Nuhoğlu, kendisinden alınan paraların hangi amaçla kullanıldığını bilmediğini ancak sistemi bu paralarla döndürdüklerini düşündüğünü belirterek şunları söyledi:
“Bu yapı kendi içinde kurumsallaşmıştı. Belli aralıklarla yapılan bu ödemeler, sistemin sürekliliği için gerekiyordu. Paralar, hak edişlerle bağlantılı olarak gönderiliyordu.”

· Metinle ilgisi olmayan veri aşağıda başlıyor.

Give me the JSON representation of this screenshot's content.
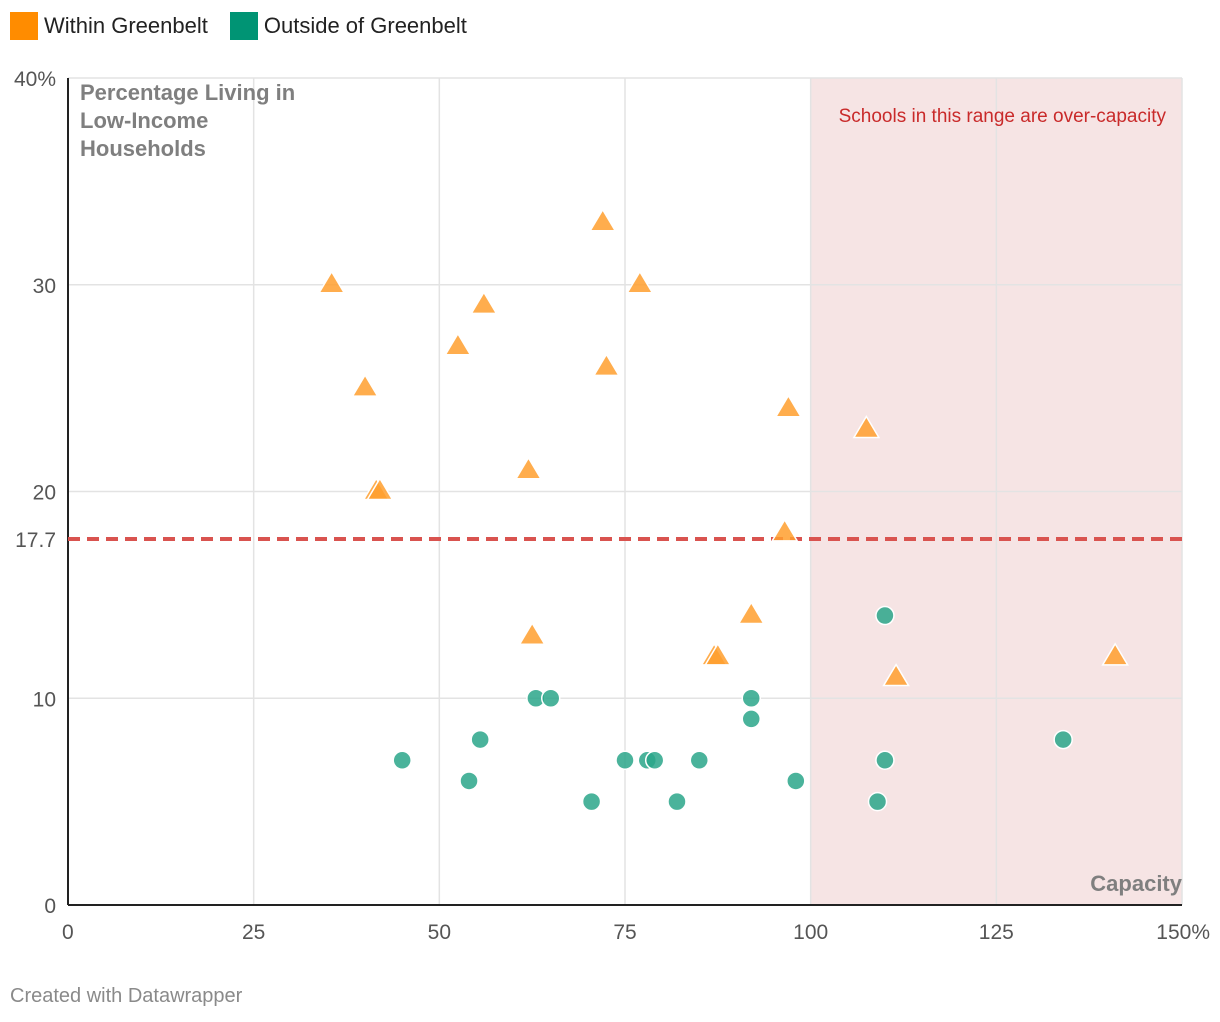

İddiaların Merkezindeki İsimler: Fatih Keleş ve Zafer Keleş
İfadelerde, ödeme trafiğini yönettiği iddia edilen Fatih Keleş ve paraları teslim alan kardeşi Zafer Keleş öne çıkan isimler arasında. Ödemelerin büyük kısmının dolar cinsinden yapıldığı ve belirli lokasyonlarda elden teslim edildiği kaydedildi.
İtirafların Arkası Gelecek mi?
Cezaevinde bulunan Ali Nuhoğlu, sağlık durumu ve şirket hesaplarına erişememesi nedeniyle tüm detayları şimdilik açıklayamadığını, ancak tahliyesi halinde belgeleriyle konuşacağını söyledi. Bu açıklama, soruşturmanın derinleşebileceği ve yeni delillerin gün yüzüne çıkabileceği beklentisini doğurdu.